狂犬病に関する不都合な真実

折しも、新型インフルエンザが流行の兆しをみせていますが、国内のメーカーだけでは、ワクチンを迅速に供給することは困難と考えられています。

狂犬病は、すべての哺乳類に感染するウイルス感染症です。おもに犬に噛まれることによって人に感染し、ほぼ100%が死亡する、もっとも死亡率が高い病気の一つです。

日本では1950年の狂犬病予防法施行により、犬へのワクチン接種が徹底され、国内での人での発病は1956年が最後で、数少ない狂犬病フリーの国です。最近では、フィリピンで犬に噛まれ、帰国後に2人が発症し、死亡するという事例が2006年にありました。

世界では狂犬病は定常的に発生し、局地的な流行を繰り返しています。WHOの発表によると、年間約5万5000人が狂犬病で死亡しています。うち最多はインドの約3万人です。年間370万人の日本人が渡航する中国では、なんと年間4000万人以上が動物に襲われ、約3000人が狂犬病を発病しています。広西自治区、貴州省、四川省、湖南省、広東省での発生が多く、全体の6割を占めます。年間約20万人の日本人が渡航するインドネシアのバリ島では、2008年以降、犬による狂犬病が流行しており、100人以上が死んでいます。

流行地帯への赴任者は、3回の予防接種を受けておくことが望ましいとされています。しかしながら、日本国内で販売されている狂犬病ワクチンは、一般財団法人化学及血清療法研究所(化血研)の製造するワクチンのみで、年間の生産量は約4万5000本であり、1万5000人分でしかありません。年間1600万人が海外へ渡航する現在の日本では、供給はまったく不足しており、その状態がながらく放置されていました。

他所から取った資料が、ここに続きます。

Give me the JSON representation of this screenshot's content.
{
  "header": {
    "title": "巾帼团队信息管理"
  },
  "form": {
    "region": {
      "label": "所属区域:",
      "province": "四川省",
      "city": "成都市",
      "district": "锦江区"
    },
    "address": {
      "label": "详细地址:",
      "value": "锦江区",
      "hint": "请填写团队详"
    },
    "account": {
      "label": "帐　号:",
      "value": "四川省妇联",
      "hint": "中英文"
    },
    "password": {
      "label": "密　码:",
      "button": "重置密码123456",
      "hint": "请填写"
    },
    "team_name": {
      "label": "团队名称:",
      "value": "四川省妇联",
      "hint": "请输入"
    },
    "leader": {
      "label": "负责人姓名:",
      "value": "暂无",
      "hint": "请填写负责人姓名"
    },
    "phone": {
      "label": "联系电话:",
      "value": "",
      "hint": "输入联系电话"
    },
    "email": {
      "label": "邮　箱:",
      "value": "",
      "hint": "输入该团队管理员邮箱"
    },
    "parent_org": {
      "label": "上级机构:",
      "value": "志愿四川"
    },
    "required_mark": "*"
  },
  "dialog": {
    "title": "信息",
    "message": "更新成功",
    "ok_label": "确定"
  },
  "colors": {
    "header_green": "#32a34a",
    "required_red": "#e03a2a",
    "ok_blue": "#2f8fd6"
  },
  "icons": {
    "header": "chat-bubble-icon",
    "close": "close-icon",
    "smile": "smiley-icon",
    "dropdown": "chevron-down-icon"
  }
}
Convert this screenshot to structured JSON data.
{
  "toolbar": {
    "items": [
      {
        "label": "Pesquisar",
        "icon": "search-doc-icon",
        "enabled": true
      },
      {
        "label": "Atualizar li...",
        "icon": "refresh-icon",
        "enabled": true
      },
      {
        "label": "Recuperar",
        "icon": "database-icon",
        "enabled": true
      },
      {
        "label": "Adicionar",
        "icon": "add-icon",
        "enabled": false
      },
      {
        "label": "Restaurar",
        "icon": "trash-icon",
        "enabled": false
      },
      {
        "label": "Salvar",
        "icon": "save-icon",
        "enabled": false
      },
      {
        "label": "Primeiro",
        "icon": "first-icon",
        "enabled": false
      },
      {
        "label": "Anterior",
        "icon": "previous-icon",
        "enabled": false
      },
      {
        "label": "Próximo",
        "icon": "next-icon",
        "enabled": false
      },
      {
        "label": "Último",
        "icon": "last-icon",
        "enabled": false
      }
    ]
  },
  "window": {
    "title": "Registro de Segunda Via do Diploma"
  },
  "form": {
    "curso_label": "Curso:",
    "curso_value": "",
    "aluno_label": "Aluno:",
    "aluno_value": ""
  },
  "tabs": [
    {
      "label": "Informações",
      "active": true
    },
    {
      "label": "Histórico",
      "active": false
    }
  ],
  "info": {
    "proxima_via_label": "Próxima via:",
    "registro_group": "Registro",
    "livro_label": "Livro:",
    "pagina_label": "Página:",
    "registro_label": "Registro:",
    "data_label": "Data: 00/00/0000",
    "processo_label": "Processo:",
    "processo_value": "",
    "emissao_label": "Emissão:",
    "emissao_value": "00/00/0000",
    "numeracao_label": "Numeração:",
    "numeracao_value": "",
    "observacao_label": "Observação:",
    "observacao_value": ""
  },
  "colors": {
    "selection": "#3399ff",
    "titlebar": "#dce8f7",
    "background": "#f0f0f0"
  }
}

海外で感染するだけでなく、日本で再び狂犬病が流行する可能性もあります。狂犬病に感染した動物の国内の侵入は、いつ起きてもおかしくありません。偶蹄類の動物(牛、やぎ、ひつじ、豚、いのしし、しか等)、馬、みつばち、犬、猫、きつね、あらいぐま、スカンクは輸入にあたって検疫がなされており、まず安全と考えられます。しかし、ハムスターなどの小動物は輸入の届け出だけで済みますし、寄港する外国船舶で飼育されている犬からの感染や、ネズミなどコンテナ内の潜入動物によって日本国内に狂犬病が侵入するおそれがあります。そして、飼育されている犬の狂犬病ワクチン接種率が低く、感染動物が侵入したら、流行します。犬を飼ったら、保健所に登録し、狂犬病ワクチンを毎年接種する義務があります。厚生労働省の資料では、犬の登録頭数は約700万頭で、接種率は約70%です。ところが、一般社団法人ペットフード協会による調査では、犬の飼育頭数は1200万頭であり、未登録の犬が多く、それらの犬はワクチン接種を受けていません。なんと日本で飼育されている犬の6割は、狂犬病に対する免疫がないのです。

もし国内に狂犬病が侵入して流行した場合の対応は、ガイドラインが作られています。当然ながら、狂犬病動物を捕獲する人には事前に狂犬病ワクチンを3回接種しておくべきです。ワクチンを受けていない人が噛まれたり、唾液が付着して感染のおそれが生じたりした場合にはワクチンを6回接種する必要が生じます。ところが、上述のとおり、日本国内では狂犬病ワクチンがほとんど流通していません。

海外では、複数の製薬会社がワクチンを大量に生産し、販売しています。今後、化血研が、スイスのノバルティス社が販売する狂犬病ワクチンを国内に導入する予定です。

日本のワクチン製造は財団法人が担っており、ワクチンを開発するインセンティブや技術力、資金調達能力において、海外の製薬会社に劣ります。近年、日本で販売が開始されたヒブ、小児用肺炎球菌、ヒトパピローマウイルス、ロタウイルスワクチンは、すべて海外メーカーが開発したものです。ちなみに、先進国では、ワクチンの国内生産にこだわっている国はありません。

折しも、新型インフルエンザが流行の兆しをみせていますが、国内のメーカーだけでは、ワクチンを迅速に供給することは困難と考えられています。日本人の安全を守るため、ベストの方法を選択するワクチン行政の実現を望みます。